さざえ堂【怪奇なミステリーゾーン】
会津若松市の飯盛山は明治元年の戊辰の役で官軍に抗した会津藩士の白虎隊が、悲劇的な最後を遂げた場所として知られ、 墓には今も香花が絶えることはありません。ところがその白虎隊の墓の少し先に、異様な景観を見せる奇妙な建物が建っております。
高さは約17メートル見方によっては、4階、いや5階、いや6階ともとれる六角堂 形式のこの建物は、周壁にさざえ貝の渦を連想させる螺旋式の階段を持つことから、さざえ堂と言われております。
このさざえ堂に関しては、寛政8年に郁堂という僧が建立したものだという他には、何一つ詳しいことが分かっておりません。
さざえ堂が奇妙なのは、何も外観ばかりではございません。
そのことは入り口から階段を上ってみればすぐ分かります。
この階段は何周か堂を周りながら、やがて頂上に達するのですが、そのまま進むと 今度は、下に入り、いつの間にか出口に来てしまうのです。
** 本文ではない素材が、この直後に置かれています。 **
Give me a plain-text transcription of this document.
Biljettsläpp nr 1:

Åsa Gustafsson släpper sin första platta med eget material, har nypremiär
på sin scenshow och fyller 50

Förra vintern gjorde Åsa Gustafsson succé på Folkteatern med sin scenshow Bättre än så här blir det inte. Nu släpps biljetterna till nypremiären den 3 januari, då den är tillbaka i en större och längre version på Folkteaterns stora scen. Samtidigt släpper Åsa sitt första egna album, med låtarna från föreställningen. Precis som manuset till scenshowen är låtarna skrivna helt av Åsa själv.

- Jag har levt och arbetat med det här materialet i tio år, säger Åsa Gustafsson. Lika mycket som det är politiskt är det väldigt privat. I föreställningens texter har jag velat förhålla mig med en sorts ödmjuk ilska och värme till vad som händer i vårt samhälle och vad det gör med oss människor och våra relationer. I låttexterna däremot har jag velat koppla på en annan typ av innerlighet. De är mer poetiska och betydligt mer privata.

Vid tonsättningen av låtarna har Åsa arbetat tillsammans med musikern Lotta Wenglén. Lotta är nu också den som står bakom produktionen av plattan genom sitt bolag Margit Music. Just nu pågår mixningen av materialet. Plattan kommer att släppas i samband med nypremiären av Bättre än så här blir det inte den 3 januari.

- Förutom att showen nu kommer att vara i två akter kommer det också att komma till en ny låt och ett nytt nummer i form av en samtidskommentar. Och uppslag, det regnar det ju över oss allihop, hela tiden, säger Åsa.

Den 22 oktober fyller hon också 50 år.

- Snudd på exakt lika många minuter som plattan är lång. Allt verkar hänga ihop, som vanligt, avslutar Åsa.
これは階段が二重螺旋の構造をなしているからで、登りから下りまで、2度と同じ階段を通ることはないためです。
もちろんさっき言った入り口とか出口といった区別は、便宜的なもので、そのどちらか一方から登っても結果は一緒です。
二重階段は15世紀にイタリアのレオナルドダヴィンチが初めて考案したとされていますが、このさざえ堂は、郁堂が どこかでダヴィンチのスケッチ図を眼にして、 それをヒントにして設計したのではないかと言われております。
何ともまあ、奇妙な建物でございました。